October 28, 2009 at 10:12am by Nabil Shahid

i actually completely disagree with your premise that the iPhone is popular because it does calling and email extremely well.
i would actually argue that these are two of the things it does worst.
for calling, the speakerphone isn't loud, incoming calls don't always come through, and if you're involved in a processor-heavy activity, incoming calls can cause the phone to freeze up and the call is then lost.
in email, just the fact that it doesn't have a hardware keyboard means that its already an inferior emailing device.
however, the reason its popular is because it does MANY things reasonably well and in a hassle-free way.

October 28, 2009 at 10:15am by Hatef Yamini

"But by this time next year, that may not be enough" ha ha! Are you joking? Have you seen what Apple can do in one year's time? I'll grant you that Android is in fact shaping up to be a worthy competitor and as hardware manufacturers increase the build quality of their phones, the combo will in truly be a strong alternative to the Apple ecosystem, but by no means is this competition over. Apple has a very strong developer network and the most apps. At this point, Apple has the clear lead and they've shown they can innovate at a rate that keeps competitors on the chase. Remember that there's a lot at stake here for Apple. The iPod platform is waning and the iPhone/iPod Touch represent the growth opportunity. Apple's catching up to RIM too.

October 28, 2009 at 1:06pm by Josh Jeffryes

This time next year?

We'll all be using iPhone OS4 on the next version of the iPhone hardware.

October 28, 2009 at 6:23pm by Varun Arora

Sorry, this felt like a promotional piece for Android. I'm all for tom-tomming advances, but make comparisons objectively or you'll lose your credibility.

"It does two things extremely well: calling and email. To date, no other device can top it." Really? And what about the apps ecosystem? What about usability? What about... I could go on.

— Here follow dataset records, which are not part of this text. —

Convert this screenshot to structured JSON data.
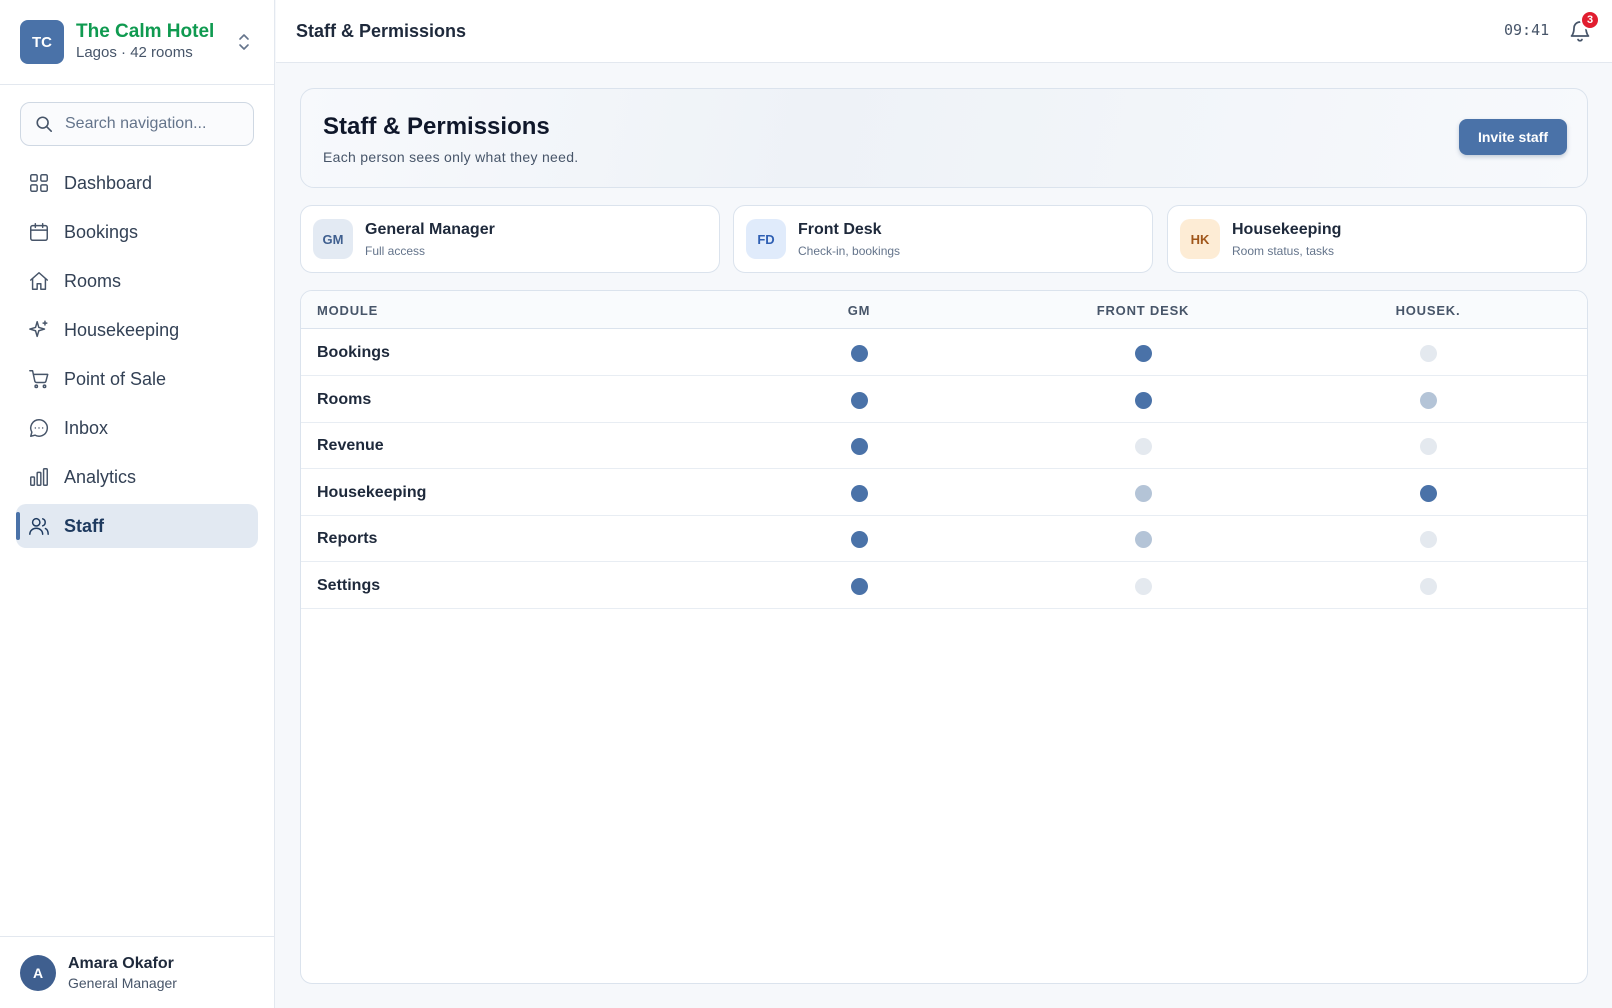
{
  "brand": {
    "initials": "TC",
    "name": "The Calm Hotel",
    "subtitle": "Lagos · 42 rooms"
  },
  "search": {
    "placeholder": "Search navigation..."
  },
  "nav": [
    {
      "label": "Dashboard",
      "icon": "grid-icon"
    },
    {
      "label": "Bookings",
      "icon": "calendar-icon"
    },
    {
      "label": "Rooms",
      "icon": "home-icon"
    },
    {
      "label": "Housekeeping",
      "icon": "sparkle-icon"
    },
    {
      "label": "Point of Sale",
      "icon": "cart-icon"
    },
    {
      "label": "Inbox",
      "icon": "chat-icon"
    },
    {
      "label": "Analytics",
      "icon": "bar-chart-icon"
    },
    {
      "label": "Staff",
      "icon": "users-icon",
      "active": true
    }
  ],
  "user": {
    "initial": "A",
    "name": "Amara Okafor",
    "role": "General Manager"
  },
  "topbar": {
    "title": "Staff & Permissions",
    "time": "09:41",
    "notifications": "3"
  },
  "header": {
    "title": "Staff & Permissions",
    "subtitle": "Each person sees only what they need.",
    "invite_label": "Invite staff"
  },
  "roles": [
    {
      "initials": "GM",
      "name": "General Manager",
      "desc": "Full access",
      "bg": "#e3eaf3",
      "fg": "#3f5f8f"
    },
    {
      "initials": "FD",
      "name": "Front Desk",
      "desc": "Check-in, bookings",
      "bg": "#e0ebfb",
      "fg": "#2f5fb3"
    },
    {
      "initials": "HK",
      "name": "Housekeeping",
      "desc": "Room status, tasks",
      "bg": "#fdecd5",
      "fg": "#a0561a"
    }
  ],
  "permissions": {
    "columns": [
      "MODULE",
      "GM",
      "FRONT DESK",
      "HOUSEK."
    ],
    "levels_legend": {
      "full": "#4a72a8",
      "partial": "#b4c4d7",
      "none": "#e4e9ef"
    },
    "rows": [
      {
        "module": "Bookings",
        "levels": [
          "full",
          "full",
          "none"
        ]
      },
      {
        "module": "Rooms",
        "levels": [
          "full",
          "full",
          "partial"
        ]
      },
      {
        "module": "Revenue",
        "levels": [
          "full",
          "none",
          "none"
        ]
      },
      {
        "module": "Housekeeping",
        "levels": [
          "full",
          "partial",
          "full"
        ]
      },
      {
        "module": "Reports",
        "levels": [
          "full",
          "partial",
          "none"
        ]
      },
      {
        "module": "Settings",
        "levels": [
          "full",
          "none",
          "none"
        ]
      }
    ]
  }
}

Bottomline: this isn't an article worthy of your masthead.

- Varun
Founder, HomeCamera

October 29, 2009 at 1:16pm by Greg Steggerda

Had a Blackberry, hated it. Tested an iPhone, didn't like it much better. Reason: Neither helped me work, although the iPhone was pretty good for play. I'm on my third Windows Mobile device and have had very few of the issues I had with the other two - in fact, I just was out three days with the flu and did about two thirds of my job from home using nothing but my HTC touch-screen smartphone. Websurfing is fast and trouble-free with a choice of browsers, media playback is flawless, I can read/write/edit Word and Excel docs easily, calendar and e-mail syncs well with my office server, GoogleMaps is a little slow but reliable. Only thing I need that it doesn't do well is pdf files. It's not a netbook or laptop by any means, but pretty darn good for a phone. There are dozens of websites with hundreds of applications, if that's what floats your boat. If Android offers a serious business OS/hardware package instead of another Twitter tool with funky options like being able to play the flute, they may get my business. If not, I'll likely stick with what's working, even though Windows Mobile doesn't get much love. I know, Microsoft is evil and all that, but I need some function to go with the cool design and social cachet.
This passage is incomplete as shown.